Tit for Tat

The juices are flowing in a battle between Federal Heights and its only strip club.

There were a lot of long faces dragging around the parking lot outside Bare Essence on August 18. One hundred and fifty dudes, ages eighteen through twenty, were surprised to learn that the age requirement to get into the Federal Heights strip joint had been jacked up to 21 overnight -- the latest fallout from an ongoing lawsuit between the city and the club.

In December 1997, four weeks after Bare Essence opened for business, the seven-member Federal Heights City Council had passed an ordinance banning the under-21 crowd from entering the city's sole den of desire. But since Bare Essence doesn't serve alcohol -- it bills itself as a "juice bar" -- the age requirement seemed unfair and unconstitutional to the owners. After all, dry nudie bars in Denver and Sheridan allow eighteen-year-old patrons. The ordinance also raised the age of erotic dancers eligible to work at the club from eighteen to 21.

Bare Essence immediately sued the city, which decided to voluntarily withhold enforcement of the ordinance until U.S. District Judge Richard P. Matsch could rule on it. On June 9, Matsch's decision finally came down, with both camps receiving some unwelcome news. First, Matsch sided with the city, finding that municipalities maintain the right to keep strip-club patrons waiting outside until they turn 21. Then he ruled in favor of Bare Essence, concluding that the dancers inside the club only have to be eighteen. About ten of the women currently dancing at Bare Essence are under 21.

Club owner Mark Salmon was confused by Matsch's dual reasoning: "So what the judge is saying," he wonders, "is that if a girl who is in here dancing is eighteen years old, it's fine, but if she looks at her pussy in the mirror, she should go to jail?"

For Matsch, apparently, the distinction was that while erotic dancing is worthy of constitutional protection, watching it is not. "The First Amendment protects expressive conduct and the Supreme Court has constantly held that erotic dancing is expressive," the judge wrote in his decision. "Thus, the ordinance is a direct denial of the freedom of expression only because of age.

"Limiting the age of the audience is a different matter," he continued. "There is a qualitative difference between the First Amendment prohibition of governmental restrictions on speech, including expressive conduct, and an asserted right to hear or view the speaker or performer."

Needless to day, Matsch's legalese didn't go over well with the dudes heading back to their cars outside Bare Essence last month. "We'll fight this!" yelled one baseball-capped collegian. And he's not the only one eager for a scrap.

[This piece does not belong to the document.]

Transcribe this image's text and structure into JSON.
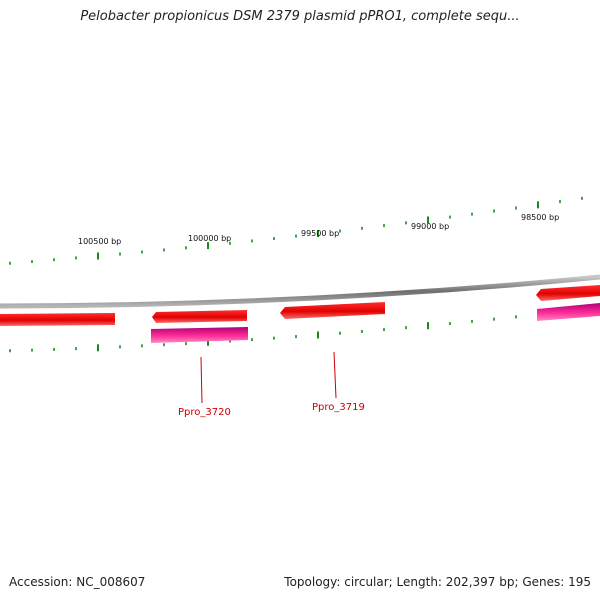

"Our constituents want Bare Essence run out of town," says mayor pro tem Sharon Richardson, who has served on the city council for nine years and helped draft the original ordinance. Several years ago, she explains, a mother complained to her about visible nudity on porn video boxes and magazines inside convenience stores around town; since then, Richardson has been crusading to rid the town of smut.

But Matsch's split decision has made unlikely bedfellows of Richardson and Salmon: Both agree the ruling came as a disappointing contradiction. Then again, "so are our state laws," Richardson says. "They let eighteen-year-olds serve liquor."

Since the city informed Salmon that it would begin keeping eighteen-year-olds out of his club -- unless they're sliding up and down a pole, of course -- the business owner says he's been harassed, albeit reluctantly, by the city's cops. On the first night of the crackdown, three police officers arrived at Bare Essence to serve outstanding warrants on two of Salmon's dancers for unrelated legal problems. Salmon sees a warning in the timing of the workplace arrests: "They were sending a message that they weren't playing around with this one," he says.

In turn, Salmon is using his employees and customers to deliver his own message. Bare Essence bouncers had to turn away nearly 500 underaged patrons three weekends ago, about 40 percent of the club's business, but the doormen didn't let the boys leave empty-handed -- they gave them yellow fliers listing the home phone numbers of city council members and encouraged them to give those elected officials a mouthful, though a sanitized one. "Please keep your comments clean and to the point," the flier reads. "You will not help us or your cause if you use foul language or inappropriate behavior. Be sure to let them know that you are an adult and be sure to register to vote!" (Richardson has seen the fliers but claims she hasn't received a single phone call.)

Later in the week, Salmon, his managers and six dancers spread out across the tiny city and collected 200 signatures in preparation for an effort to recall Richardson and the rest of the city council (the door-to-door activists also registered 150 new voters). Only three people refused to sign the petition, Salmon says, and only one was downright opposed to his plan. In the last municipal election in Federal Heights, 467 people voted; it takes signatures from only 25 percent of that total to get a recall rolling. "We got all those signatures in just under eight hours of work," Salmon notes.